菅野所長のエッセイ:素人の強み

 明日から札幌に行く。上々の天気みたいなのでよかった。学会なのだが、発表とかいろいろやることがあるのでちょっと疲れそうである。なるべく疲れを残さずに帰ってこなければなあ。

 先日「児童心理」という雑誌から原稿の依頼があった。確か何ヶ月か前にも原稿を書いたのでおかしいなと思ったが、テーマがわりと僕の得意分野なので納得した。締め切りは1か月後だが、もう書き始めている。こういうことは早く片づけよう。
 この雑誌、2,3年に一度のペースで依頼が来るのであるが、子どものことは専門外なのでいつも気後れしてしまう。送られてくるものを読むと、どうも自分の原稿だけ異質だし。たぶんそういうところに期待してのことなのだろう。玄人の中にひとり素人がいて、そいつの言うことは面白いと。つまり子どもが描いた絵がときに大人には思いもよらぬ表現だったりして、高く評価されるのと似ているな。たいがい勘違いなのだが。

まっ考えてみると、この業界での自分の立ち位置がたぶんそれだ。玄人の中にぽつんと紛れ込んだ素人が僕なのだった。「それって違うんじゃないの?」とたいした根拠もないくせに言い続けて、「何を訳の分からんこと言ってるんだ」から「うん、まあ、そういうこともあるかもしれないな」と玄人たちが不承不承つぶやくと。
 昔、呉智英が「吉本隆明はなぜ強いか」ということを書いていて、結論は「吉本は思想界の素人だから」と言っていた。必ずしもそうは思わなかったが、そういうとらえ方自体はありだなと思った。つまりは、素朴な疑問からスタートしているということで、自明なものを疑う。それって現象学の基本だし。
 結局は、思想界にしても心理の世界にしても、確立されているかのように思われているものはただの共同幻想であって、僕の言うことと同じくたいした根拠などない。そういう業界だからである。フロイトとかユングとか、ただの勘違いしてる人たちとしか思えなかったもんな。別に嫌いではないのだが。
 心理の世界で得心のいったのは社会心理学のフェスティンガーの理論くらいかな。他にもあったかもしれないが、自分にはできないけどこうありたいと思ったものだった。
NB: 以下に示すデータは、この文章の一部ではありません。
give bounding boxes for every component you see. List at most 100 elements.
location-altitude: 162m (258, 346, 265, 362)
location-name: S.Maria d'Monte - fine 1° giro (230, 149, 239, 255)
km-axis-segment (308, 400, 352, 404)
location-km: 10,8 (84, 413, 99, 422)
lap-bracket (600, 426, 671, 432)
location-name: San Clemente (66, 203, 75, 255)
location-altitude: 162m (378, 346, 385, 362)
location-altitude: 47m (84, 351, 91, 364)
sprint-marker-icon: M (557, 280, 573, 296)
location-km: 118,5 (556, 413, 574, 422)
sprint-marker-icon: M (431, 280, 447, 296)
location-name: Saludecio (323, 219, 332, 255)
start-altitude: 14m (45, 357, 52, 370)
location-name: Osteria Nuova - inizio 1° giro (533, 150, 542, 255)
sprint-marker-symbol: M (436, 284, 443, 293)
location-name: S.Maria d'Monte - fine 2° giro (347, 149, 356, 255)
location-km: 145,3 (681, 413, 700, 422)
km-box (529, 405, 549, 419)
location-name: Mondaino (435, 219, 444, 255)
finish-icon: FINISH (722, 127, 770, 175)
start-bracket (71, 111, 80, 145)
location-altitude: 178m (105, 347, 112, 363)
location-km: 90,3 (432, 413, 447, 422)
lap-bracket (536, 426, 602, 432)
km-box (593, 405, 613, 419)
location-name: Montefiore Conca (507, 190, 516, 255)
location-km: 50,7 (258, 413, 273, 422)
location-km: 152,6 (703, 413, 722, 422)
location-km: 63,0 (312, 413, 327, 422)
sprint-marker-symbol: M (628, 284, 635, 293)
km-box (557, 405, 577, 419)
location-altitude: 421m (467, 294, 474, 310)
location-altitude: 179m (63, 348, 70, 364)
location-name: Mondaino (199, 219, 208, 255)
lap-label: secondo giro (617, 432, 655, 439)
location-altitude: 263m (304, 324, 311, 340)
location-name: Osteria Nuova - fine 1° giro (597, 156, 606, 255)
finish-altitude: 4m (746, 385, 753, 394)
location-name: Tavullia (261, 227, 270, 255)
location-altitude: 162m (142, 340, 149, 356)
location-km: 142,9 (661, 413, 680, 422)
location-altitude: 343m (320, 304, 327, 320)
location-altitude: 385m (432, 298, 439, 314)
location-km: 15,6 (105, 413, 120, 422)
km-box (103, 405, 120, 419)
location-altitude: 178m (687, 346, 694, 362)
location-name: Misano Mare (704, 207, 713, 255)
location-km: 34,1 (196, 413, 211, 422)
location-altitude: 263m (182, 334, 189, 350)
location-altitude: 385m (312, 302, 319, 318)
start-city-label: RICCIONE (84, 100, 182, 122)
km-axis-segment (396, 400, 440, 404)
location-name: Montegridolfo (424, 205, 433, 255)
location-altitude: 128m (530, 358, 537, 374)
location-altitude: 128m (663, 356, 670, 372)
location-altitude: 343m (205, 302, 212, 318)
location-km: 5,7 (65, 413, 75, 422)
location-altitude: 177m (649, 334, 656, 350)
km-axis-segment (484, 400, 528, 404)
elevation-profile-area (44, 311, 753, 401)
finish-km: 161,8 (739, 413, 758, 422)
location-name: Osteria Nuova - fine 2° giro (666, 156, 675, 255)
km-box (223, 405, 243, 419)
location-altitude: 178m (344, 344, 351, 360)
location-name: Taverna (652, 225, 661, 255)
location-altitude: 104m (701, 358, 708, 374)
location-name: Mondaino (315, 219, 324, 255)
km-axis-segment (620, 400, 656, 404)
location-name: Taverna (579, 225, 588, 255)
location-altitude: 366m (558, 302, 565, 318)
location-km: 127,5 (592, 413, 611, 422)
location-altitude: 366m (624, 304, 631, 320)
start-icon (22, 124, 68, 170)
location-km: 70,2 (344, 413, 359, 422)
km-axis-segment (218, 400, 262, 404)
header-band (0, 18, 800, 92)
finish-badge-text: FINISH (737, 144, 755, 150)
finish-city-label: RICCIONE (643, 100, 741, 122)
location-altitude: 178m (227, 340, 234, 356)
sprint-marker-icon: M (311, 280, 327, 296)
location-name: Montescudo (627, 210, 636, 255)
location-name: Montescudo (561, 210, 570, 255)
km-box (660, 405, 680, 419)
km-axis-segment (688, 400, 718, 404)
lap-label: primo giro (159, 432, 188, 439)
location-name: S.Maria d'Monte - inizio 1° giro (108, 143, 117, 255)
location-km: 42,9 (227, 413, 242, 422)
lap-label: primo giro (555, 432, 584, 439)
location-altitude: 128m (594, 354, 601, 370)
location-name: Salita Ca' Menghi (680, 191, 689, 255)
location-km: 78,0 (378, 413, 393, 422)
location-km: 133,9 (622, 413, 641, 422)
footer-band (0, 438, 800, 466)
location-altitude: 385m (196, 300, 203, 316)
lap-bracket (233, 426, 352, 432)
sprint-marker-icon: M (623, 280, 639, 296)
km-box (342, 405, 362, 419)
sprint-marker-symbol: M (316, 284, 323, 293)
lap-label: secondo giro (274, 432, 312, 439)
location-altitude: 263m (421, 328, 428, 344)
 そういうことに比べたら競馬のほうがいろいろと根拠は見つけることができる。とくに終わった後は。始まる前は何よりも難しく、終わってみると何よりも簡単な問題だった、それが競馬だ。

 先週アパパネは馬群に揉まれる苦しい競馬で5着。たとえすんなりいけたとしても3着までだったろう。3連単はいちおう押さえでは取れたが、当たった感はなし。
 日曜はオークス。GⅠの中で僕が最も得意とするレース。あとは菊花賞。つまり、ほとんどの馬が初距離。桜花賞からは800メートル延び、この距離適性がポイントになる。血統、体型、走法ね。去年は54万円の馬券を取りました。しかも、同じ学会の当日だった! 何だかいい予感がしませんかね?
 ただし今回は、去年と違い堅く収まりそう。本命は⑭ジェントルドンナ。桜花賞を勝ったが距離はもっとあったほうがいい馬だ。⑧ミッドサマーフェア⑨ヴィルシーナが続く。思い切ってこの3頭に絞るのも手だけど。血統的な穴馬が何頭かいるが、中でも人気薄なのは②マイネエポナとダイワデッセー。この辺が絡むと大きい。今年は札幌で結果を待とう。